Platonides

**Name of the Vulnerable Software and Affected Versions** MediaWiki versions prior to 1.20.3 **Description** The issue allows remote attackers to read arbitrary files via unspecified vectors in the maintenance/mwdoc-filter.php file. **Recommendations** For versions prior to 1.20.3, update to version 1.20.3 or later to resolve the issue.

**Name of the Vulnerable Software and Affected Versions** MediaWiki CentralAuth extension versions prior to 1.19.9 MediaWiki CentralAuth extension versions 1.20.x prior to 1.20.8 MediaWiki CentralAuth extension versions 1.21.x prior to 1.21.3 **Description** A cross-site request forgery (CSRF) issue allows remote attackers to hijack user authentication for requests that login via vectors involving image loading. **Recommendations** For versions prior to 1.19.9, update to version 1.19.9 or later. For versions 1.20.x prior to 1.20.8, update to version 1.20.8 or later. For versions 1.21.x prior to 1.21.3, update to version 1.21.3 or later.
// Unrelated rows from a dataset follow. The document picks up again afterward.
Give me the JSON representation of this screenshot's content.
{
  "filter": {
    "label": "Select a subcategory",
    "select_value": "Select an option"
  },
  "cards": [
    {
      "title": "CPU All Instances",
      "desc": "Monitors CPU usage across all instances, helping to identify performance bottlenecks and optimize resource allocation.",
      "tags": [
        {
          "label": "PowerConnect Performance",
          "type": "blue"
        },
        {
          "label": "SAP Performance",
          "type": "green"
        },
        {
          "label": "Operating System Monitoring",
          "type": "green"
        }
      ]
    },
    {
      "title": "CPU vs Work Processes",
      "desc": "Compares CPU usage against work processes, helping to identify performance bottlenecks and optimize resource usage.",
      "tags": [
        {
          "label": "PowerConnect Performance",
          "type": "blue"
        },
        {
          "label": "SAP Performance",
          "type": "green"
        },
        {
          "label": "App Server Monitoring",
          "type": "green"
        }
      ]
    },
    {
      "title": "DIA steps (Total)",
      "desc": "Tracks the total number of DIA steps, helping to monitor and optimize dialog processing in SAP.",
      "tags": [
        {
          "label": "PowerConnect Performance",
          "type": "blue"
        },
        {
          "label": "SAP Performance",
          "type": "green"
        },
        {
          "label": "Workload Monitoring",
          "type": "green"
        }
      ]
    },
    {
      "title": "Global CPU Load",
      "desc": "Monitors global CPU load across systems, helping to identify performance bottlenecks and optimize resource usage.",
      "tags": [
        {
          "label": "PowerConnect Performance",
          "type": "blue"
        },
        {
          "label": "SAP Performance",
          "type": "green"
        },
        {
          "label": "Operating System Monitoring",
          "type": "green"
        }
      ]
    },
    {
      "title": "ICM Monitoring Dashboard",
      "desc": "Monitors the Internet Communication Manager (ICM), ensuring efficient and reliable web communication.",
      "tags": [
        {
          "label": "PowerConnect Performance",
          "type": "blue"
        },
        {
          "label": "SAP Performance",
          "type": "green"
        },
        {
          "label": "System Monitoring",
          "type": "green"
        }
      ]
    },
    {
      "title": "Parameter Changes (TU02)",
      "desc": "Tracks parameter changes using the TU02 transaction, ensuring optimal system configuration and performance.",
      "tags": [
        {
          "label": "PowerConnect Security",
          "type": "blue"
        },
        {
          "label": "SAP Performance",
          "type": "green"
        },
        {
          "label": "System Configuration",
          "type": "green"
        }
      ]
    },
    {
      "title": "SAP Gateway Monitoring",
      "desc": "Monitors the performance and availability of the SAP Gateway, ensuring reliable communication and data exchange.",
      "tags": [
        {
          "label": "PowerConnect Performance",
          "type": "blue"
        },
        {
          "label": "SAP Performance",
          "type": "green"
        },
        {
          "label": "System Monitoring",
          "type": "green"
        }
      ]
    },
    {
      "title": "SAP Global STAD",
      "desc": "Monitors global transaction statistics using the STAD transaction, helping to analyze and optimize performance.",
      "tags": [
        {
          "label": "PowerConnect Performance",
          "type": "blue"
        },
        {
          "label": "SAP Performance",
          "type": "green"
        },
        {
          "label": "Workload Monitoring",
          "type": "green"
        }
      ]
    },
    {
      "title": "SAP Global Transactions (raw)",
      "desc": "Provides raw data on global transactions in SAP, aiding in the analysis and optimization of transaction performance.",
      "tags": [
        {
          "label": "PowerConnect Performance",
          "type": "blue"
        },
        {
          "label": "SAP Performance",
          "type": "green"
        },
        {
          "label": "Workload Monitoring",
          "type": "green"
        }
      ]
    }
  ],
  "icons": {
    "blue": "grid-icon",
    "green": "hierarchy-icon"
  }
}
**Name of the Vulnerable Software and Affected Versions** MediaWiki versions 1.15 through 1.15.3 MediaWiki versions 1.16 through 1.16 beta 2 **Description** The issue allows remote attackers to hijack the authentication of other users for requests that create accounts or reset passwords, related to the `Special:Userlogin` form. This is a cross-site request forgery (CSRF) vulnerability in the login interface. **Recommendations** For MediaWiki versions 1.15 through 1.15.3, update to version 1.15.4 or later. For MediaWiki versions 1.16 through 1.16 beta 2, update to version 1.16 beta 3 or later. As a temporary workaround, consider restricting access to the `Special:Userlogin` form until a patch is available.